The Lone Star tick (Amblyomma americanum) mostly looks like your average tick, with a tiny head and a big fat behind, except the adult female has a Texas-shaped spot on its back—thus the name.

Unlike other American ticks, the Lone Star feeds on humans at every stage of its life cycle. Even the larvae want our blood. You can’t get Lyme disease from the Lone Star tick, but you can get something even more mysterious: the inability to safely consume a bacon cheeseburger.

"The weird thing about [this reaction] is it can occur within three to 10 or 12 hours, so patients have no idea what prompted their allergic reactions," allergist Ronald Saff, of the Florida State University College of Medicine, told Business Insider.

What prompted them was STARI, or southern tick-associated rash illness. People with STARI may develop a circular rash like the one commonly seen in Lyme disease. They may feel achy, fatigued, and fevered. And their next meal could make them very, very sick.

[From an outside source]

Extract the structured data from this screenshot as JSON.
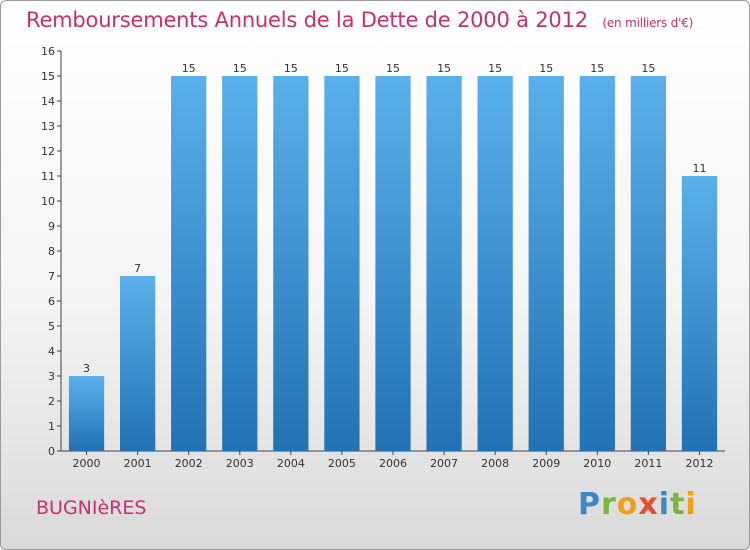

Saff now sees at least one patient per week with STARI and a sensitivity to galactose-alpha-1, 3-galactose—more commonly known as alpha-gal—a sugar molecule found in mammal tissue like pork, beef, and lamb. Several hours after eating, patients’ immune systems overreact to alpha-gal, with symptoms ranging from an itchy rash to throat swelling.

Even worse, the more times a person is bitten, the more likely it becomes that they will develop this dangerous allergy.

The tick’s range currently covers the southern, eastern, and south-central U.S., but even that is changing. "We expect with warming temperatures, the tick is going to slowly make its way northward and westward and cause more problems than they're already causing," Saff said. We've already seen that occur with the deer ticks that cause Lyme disease, and 2017 is projected to be an especially bad year.

There’s so much we don’t understand about alpha-gal sensitivity. Scientists don’t know why it happens, how to treat it, or if it's permanent. All they can do is advise us to be vigilant and follow basic tick-avoidance practices.